I'm new to python and need help with NLTK language modeling.
I'm trying to generate the setence starting with "he said" using trigram model but get the following error:
Traceback (most recent call last):
File "C:\Users\PycharmProjects\homework3 3\main.py", line 77, in <module>
suffix = pick_word(d[prefix])
File "C:\Users\PycharmProjects\homework3 3\main.py", line 71, in pick_word
return random.choice(sents)
File "C:\Program Files\WindowsApps\PythonSoftwareFoundation.Python.3.10_3.10.2288.0_x64__qbz5n2kfra8p0\lib\random.py", line 378, in choice
return seq[self._randbelow(len(seq))]
IndexError: list index out of range
I don't understand why it's complaining the list index is out of range.

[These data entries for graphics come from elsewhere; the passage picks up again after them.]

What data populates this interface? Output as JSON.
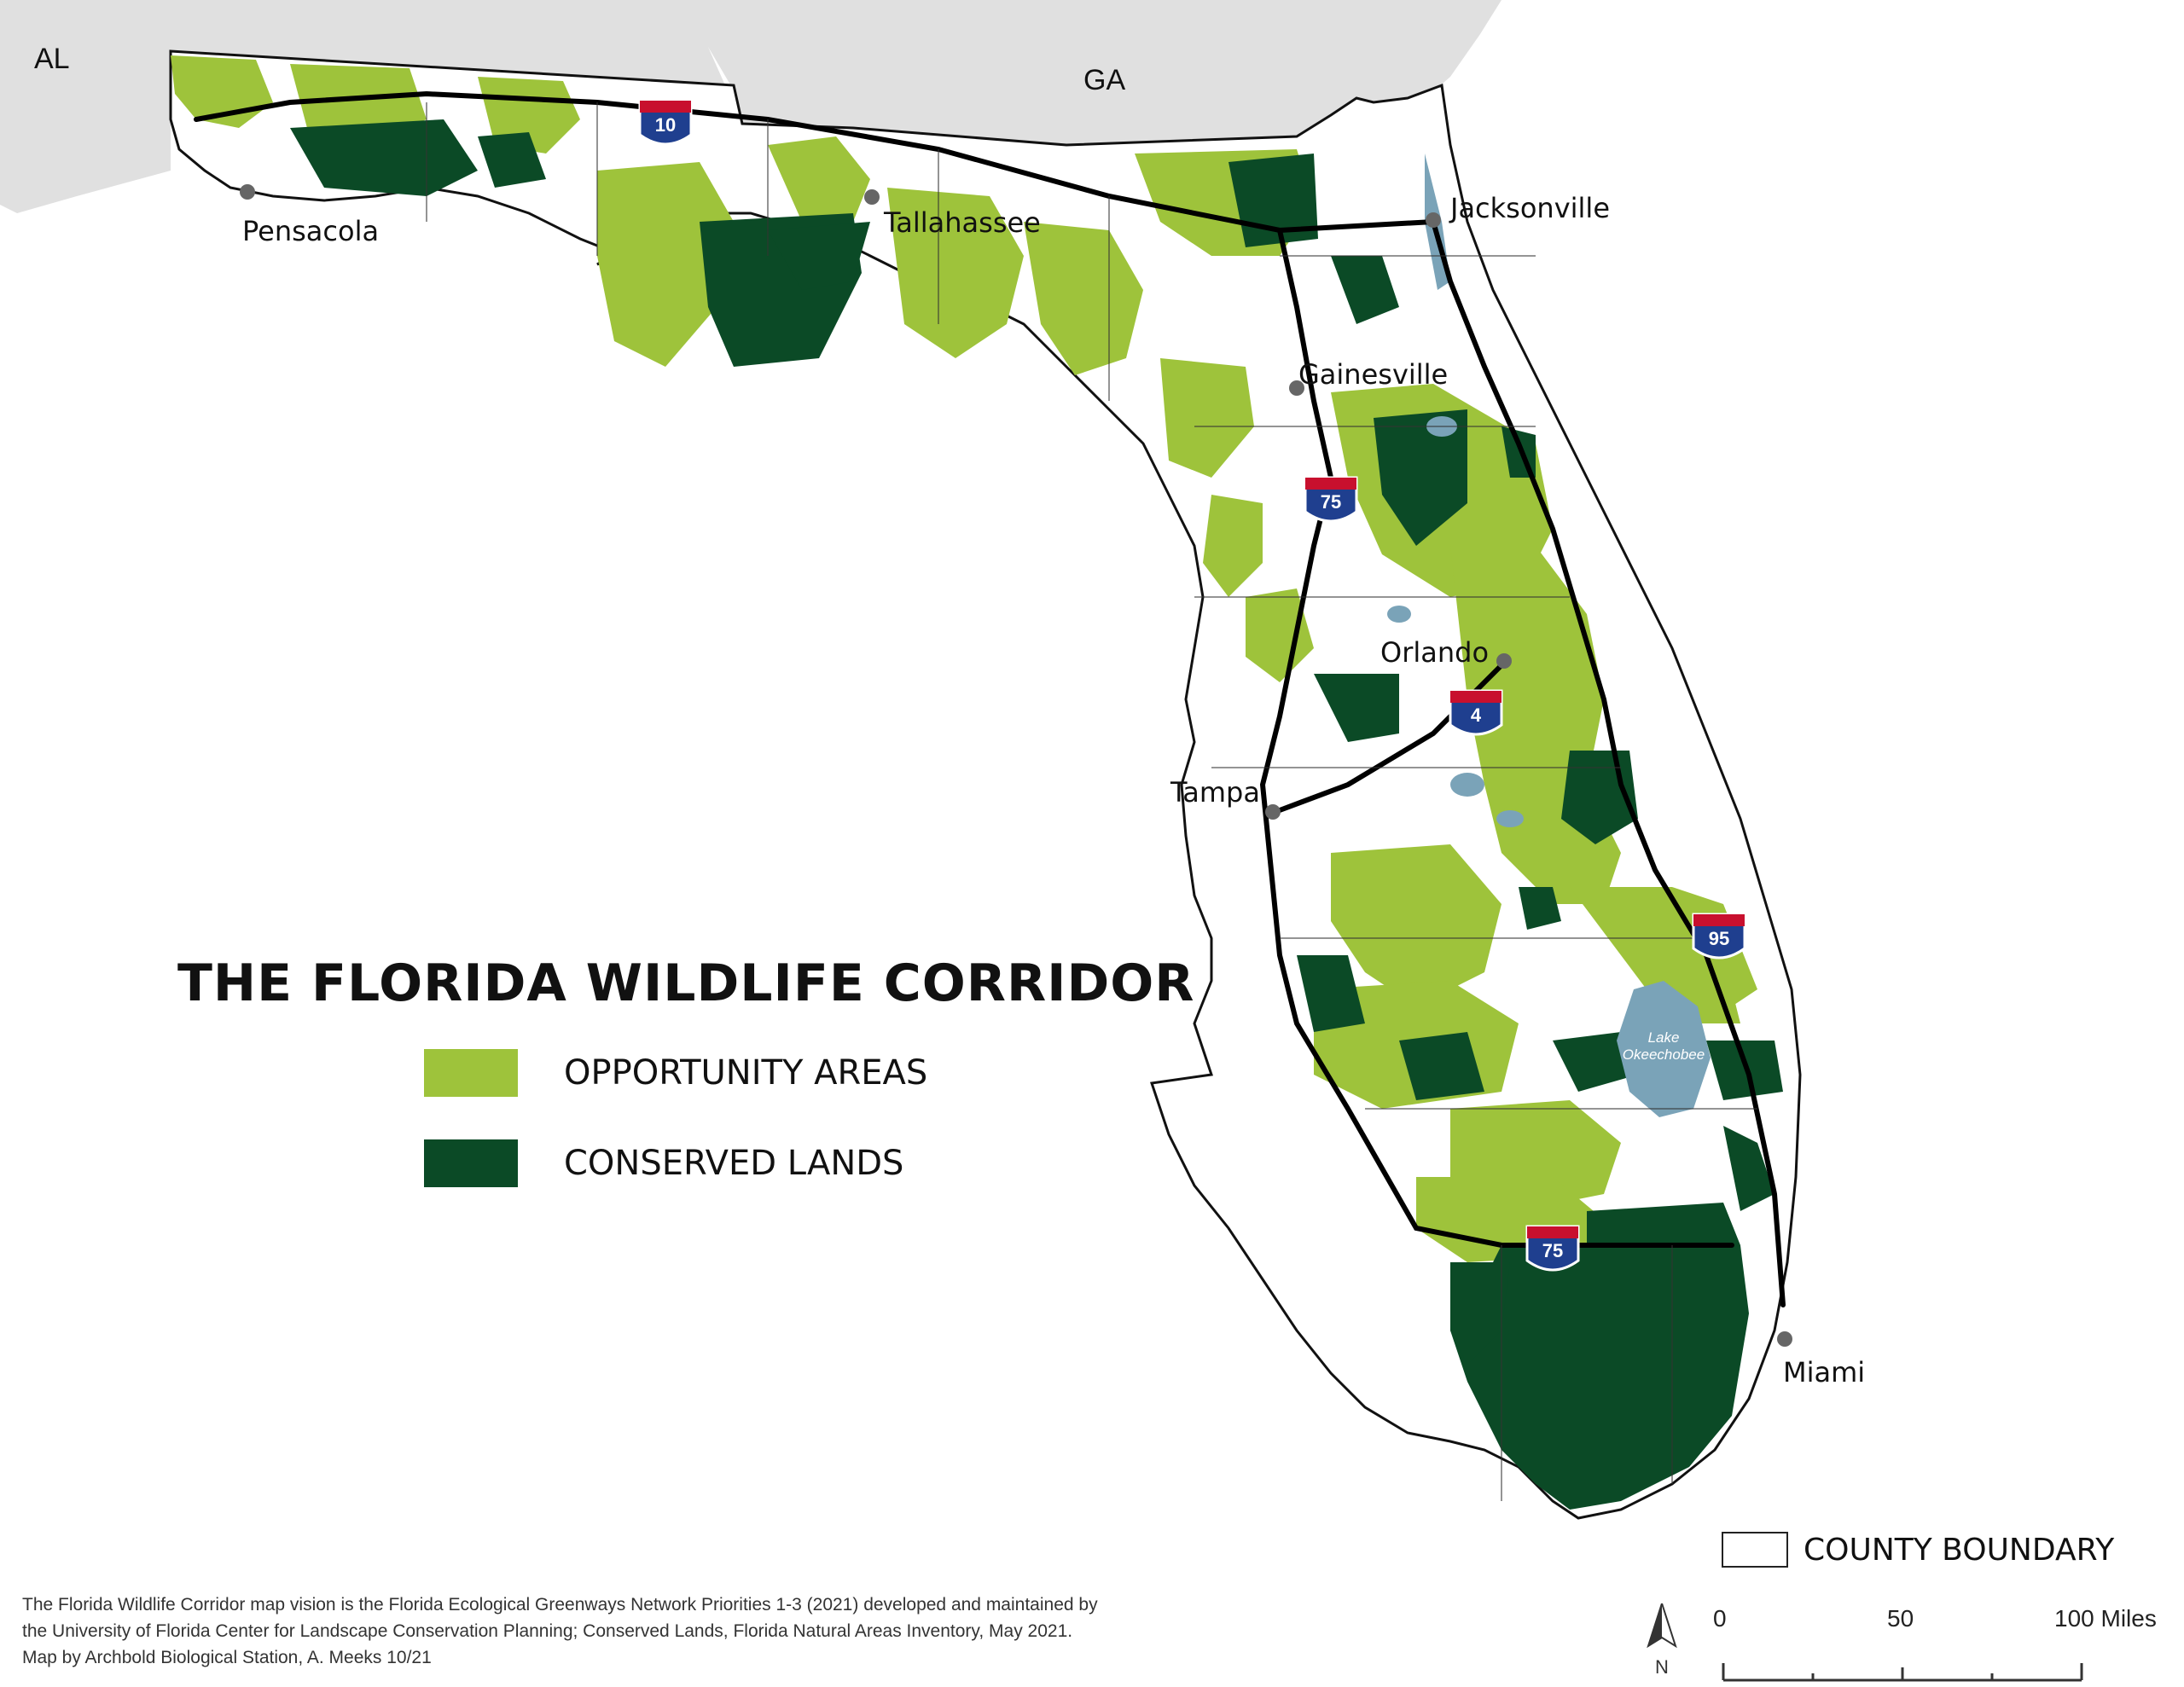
{
  "map": {
    "title": "THE FLORIDA WILDLIFE CORRIDOR",
    "states": [
      "AL",
      "GA"
    ],
    "colors": {
      "opportunity": "#9ec33b",
      "conserved": "#0b4a26",
      "water": "#7aa3b8",
      "neighbor_states": "#e0e0e0",
      "land": "#ffffff",
      "roads": "#000000",
      "shield_red": "#c8102e",
      "shield_blue": "#1f3f8f"
    },
    "legend": {
      "opportunity_label": "OPPORTUNITY AREAS",
      "conserved_label": "CONSERVED LANDS",
      "county_label": "COUNTY BOUNDARY"
    },
    "cities": [
      {
        "name": "Pensacola"
      },
      {
        "name": "Tallahassee"
      },
      {
        "name": "Jacksonville"
      },
      {
        "name": "Gainesville"
      },
      {
        "name": "Orlando"
      },
      {
        "name": "Tampa"
      },
      {
        "name": "Miami"
      }
    ],
    "lake_label_line1": "Lake",
    "lake_label_line2": "Okeechobee",
    "interstates": [
      "10",
      "75",
      "4",
      "95",
      "75"
    ],
    "scale": {
      "ticks": [
        "0",
        "50",
        "100 Miles"
      ]
    },
    "north_label": "N",
    "credits": [
      "The Florida Wildlife Corridor map vision is the Florida Ecological Greenways Network Priorities 1-3 (2021) developed and maintained by",
      "the University of Florida Center for Landscape Conservation Planning; Conserved Lands, Florida Natural Areas Inventory, May 2021.",
      "Map by Archbold Biological Station, A. Meeks 10/21"
    ]
  }
}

What I think it should be doing is taking the reuters sentence and should pick a word from it randomly and pass it as suffix
Heres the whole code, please only focus on the trigram portion as he rest is incomplete
# imports
import string
import random
import nltk
nltk.download('punkt')
nltk.download('stopwords')
nltk.download('reuters')
from nltk.corpus import reuters, stopwords
from collections import defaultdict
from nltk import FreqDist, ngrams
# input the reuters sentences
sents = reuters.sents()
# write the removal characters such as : Stopwords and punctuation
stop_words = set(stopwords.words('english'))

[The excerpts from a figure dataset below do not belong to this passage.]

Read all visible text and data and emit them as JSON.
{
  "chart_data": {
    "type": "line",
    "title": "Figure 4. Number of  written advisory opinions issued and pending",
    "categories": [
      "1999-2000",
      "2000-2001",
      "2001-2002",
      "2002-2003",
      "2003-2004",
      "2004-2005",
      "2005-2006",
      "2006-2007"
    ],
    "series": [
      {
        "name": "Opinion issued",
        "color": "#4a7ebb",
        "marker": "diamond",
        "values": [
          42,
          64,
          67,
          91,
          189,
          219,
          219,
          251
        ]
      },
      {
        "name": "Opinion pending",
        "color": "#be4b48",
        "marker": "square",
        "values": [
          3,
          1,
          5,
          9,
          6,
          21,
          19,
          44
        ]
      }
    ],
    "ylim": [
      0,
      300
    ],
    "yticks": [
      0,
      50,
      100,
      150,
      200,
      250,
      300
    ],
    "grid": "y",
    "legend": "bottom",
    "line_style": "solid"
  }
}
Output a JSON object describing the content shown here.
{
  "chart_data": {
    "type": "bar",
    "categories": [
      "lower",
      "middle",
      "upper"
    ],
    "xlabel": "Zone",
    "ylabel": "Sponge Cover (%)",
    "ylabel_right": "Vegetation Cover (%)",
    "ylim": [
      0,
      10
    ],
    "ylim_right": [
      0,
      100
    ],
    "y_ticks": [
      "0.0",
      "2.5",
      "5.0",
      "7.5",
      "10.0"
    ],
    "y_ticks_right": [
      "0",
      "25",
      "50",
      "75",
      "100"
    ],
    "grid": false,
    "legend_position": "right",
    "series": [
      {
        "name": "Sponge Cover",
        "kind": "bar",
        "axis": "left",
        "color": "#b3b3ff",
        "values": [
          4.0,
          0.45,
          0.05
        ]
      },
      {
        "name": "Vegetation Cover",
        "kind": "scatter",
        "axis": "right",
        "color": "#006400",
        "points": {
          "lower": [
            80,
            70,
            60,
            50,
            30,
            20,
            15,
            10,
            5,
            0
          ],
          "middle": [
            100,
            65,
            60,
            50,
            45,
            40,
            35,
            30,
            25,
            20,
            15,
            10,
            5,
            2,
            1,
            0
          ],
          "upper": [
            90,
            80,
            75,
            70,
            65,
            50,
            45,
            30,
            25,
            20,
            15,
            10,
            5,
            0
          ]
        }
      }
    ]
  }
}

string.punctuation = string.punctuation + '"' + '"' + '-' + '''+''' + '—'
removal_list = list(stop_words) + list(string.punctuation) + ['lt', 'rt']
# generate unigrams bigrams trigrams
unigram = []
trigram = []
tokenized_text = []
for sentence in sents:
sentence = list(map(lambda x: x.lower(), sentence))
for word in sentence:
if word == '.':
sentence.remove(word)
else:
unigram.append(word)
tokenized_text.append(sentence)
trigram.extend(list(ngrams(sentence, 3, pad_left=True, pad_right=True)))
# remove the n-grams with removable words
def remove_stopwords(x):
y = []
for pair in x:
count = 0
for word in pair:
if word in removal_list:
count = count or 0
else:
count = count or 1
if (count == 1):
y.append(pair)
return (y)
trigram = remove_stopwords(trigram)
# generate frequency of n-grams
freq_tri = FreqDist(trigram)
d = defaultdict(list)
#Trigrams
for a, b, c in freq_tri:
if (a != None and b != None and c != None):
d[a, b].extend([c] * freq_tri[a,b,c])
# print(" d[a, b].extend([c] * freq_tri[a,b,c]) ", d[a, b].extend([c] * freq_tri[a,b,c]))
#Next word prediction
s = ''
def pick_word(sents):
"Chooses a random element."
return random.choice(sents)
prefix = "he", "said"
print(" ".join(prefix))
s = " ".join(prefix)
for i in range(19):
suffix = pick_word(d[prefix])
What am I doing wrong? Am I assuming wrong that I'm passing the reuters sentence to choose a word randomly and doing something wrong?
I thought maybe I was choosing the wrong list to pass in the pick_word function and tried to use tokenized_text. I receive the same error so I think my asumption or understand of this is wrong. I'm not sure which part of it is wrong.